Eric commençait à s'apercevoir que les appréhensions de son père étaient pleinement justifiées. Il tenta d'apaiser Olaf.
– Veux-tu m'écouter, Olaf? dit-il en s'efforçant de garder son calme. Laisse-moi d'abord te raconter ce qui s'est passé au pays des Francs où j'étais captif. Ensuite, tu jugeras.
Olaf inclina la tête en signe d'assentiment. La demande d'Eric était conforme aux coutumes des Vikings. Il envoya même chercher les guerriers du village et leur fit dire que le fils de Knut était de retour et qu'il avait un message à leur donner. Tous arrivèrent promptement et un cercle attentif se forma autour d'Erie. Tous les regards se fixèrent sur le jeune homme qui ne put se défendre contre une certaine émotion. Eric réalisait qu'il jouait non seulement sa vie – la mort ne lui faisait pas peur – mais aussi celle des missionnaires, et que le triomphe ou la défaite de la cause de l'évangile dépendait de ce qu'il allait dire. Saurait-il convaincre ces farouches guerriers?

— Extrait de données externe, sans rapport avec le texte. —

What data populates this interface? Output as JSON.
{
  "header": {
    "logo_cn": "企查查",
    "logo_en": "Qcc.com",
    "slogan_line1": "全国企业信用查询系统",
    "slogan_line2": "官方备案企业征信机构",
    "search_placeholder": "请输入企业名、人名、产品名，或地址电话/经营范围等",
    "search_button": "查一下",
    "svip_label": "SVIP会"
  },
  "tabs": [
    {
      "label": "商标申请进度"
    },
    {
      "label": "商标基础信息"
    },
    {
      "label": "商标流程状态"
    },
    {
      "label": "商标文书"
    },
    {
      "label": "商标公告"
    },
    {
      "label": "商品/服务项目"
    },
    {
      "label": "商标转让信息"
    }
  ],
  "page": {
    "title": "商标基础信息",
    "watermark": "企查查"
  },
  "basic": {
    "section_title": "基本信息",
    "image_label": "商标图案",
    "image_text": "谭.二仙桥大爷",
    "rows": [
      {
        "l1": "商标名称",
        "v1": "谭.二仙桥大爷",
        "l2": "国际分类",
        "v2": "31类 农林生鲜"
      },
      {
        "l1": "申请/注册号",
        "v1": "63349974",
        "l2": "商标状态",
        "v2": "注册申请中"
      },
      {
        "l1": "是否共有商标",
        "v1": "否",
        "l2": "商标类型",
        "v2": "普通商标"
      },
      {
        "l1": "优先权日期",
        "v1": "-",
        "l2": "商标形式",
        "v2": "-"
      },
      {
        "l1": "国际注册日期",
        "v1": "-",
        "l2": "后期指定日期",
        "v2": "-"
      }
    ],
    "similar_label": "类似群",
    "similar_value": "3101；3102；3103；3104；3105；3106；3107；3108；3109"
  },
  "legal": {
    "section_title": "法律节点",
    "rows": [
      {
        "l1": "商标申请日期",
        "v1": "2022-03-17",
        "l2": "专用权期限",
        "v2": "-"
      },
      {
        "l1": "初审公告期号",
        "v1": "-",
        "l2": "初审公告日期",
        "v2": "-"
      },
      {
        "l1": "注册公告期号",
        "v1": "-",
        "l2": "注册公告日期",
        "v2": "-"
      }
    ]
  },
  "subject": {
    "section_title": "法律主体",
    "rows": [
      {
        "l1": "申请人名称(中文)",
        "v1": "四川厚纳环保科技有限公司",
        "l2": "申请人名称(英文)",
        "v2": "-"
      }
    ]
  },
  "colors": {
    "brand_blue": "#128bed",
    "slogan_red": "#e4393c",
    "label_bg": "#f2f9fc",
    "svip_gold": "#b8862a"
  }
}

Il ne savait pas très bien prier : la prière chrétienne ressemblait si peu aux invocations qu'on adressait à Wotan! Pourtant il pria silencieusement, dans son cœur, et très vite, pour demander à Dieu de lui donner la force. Il ignorait qu'au même moment Thierry, au pied du grand sapin, était lui aussi en prière.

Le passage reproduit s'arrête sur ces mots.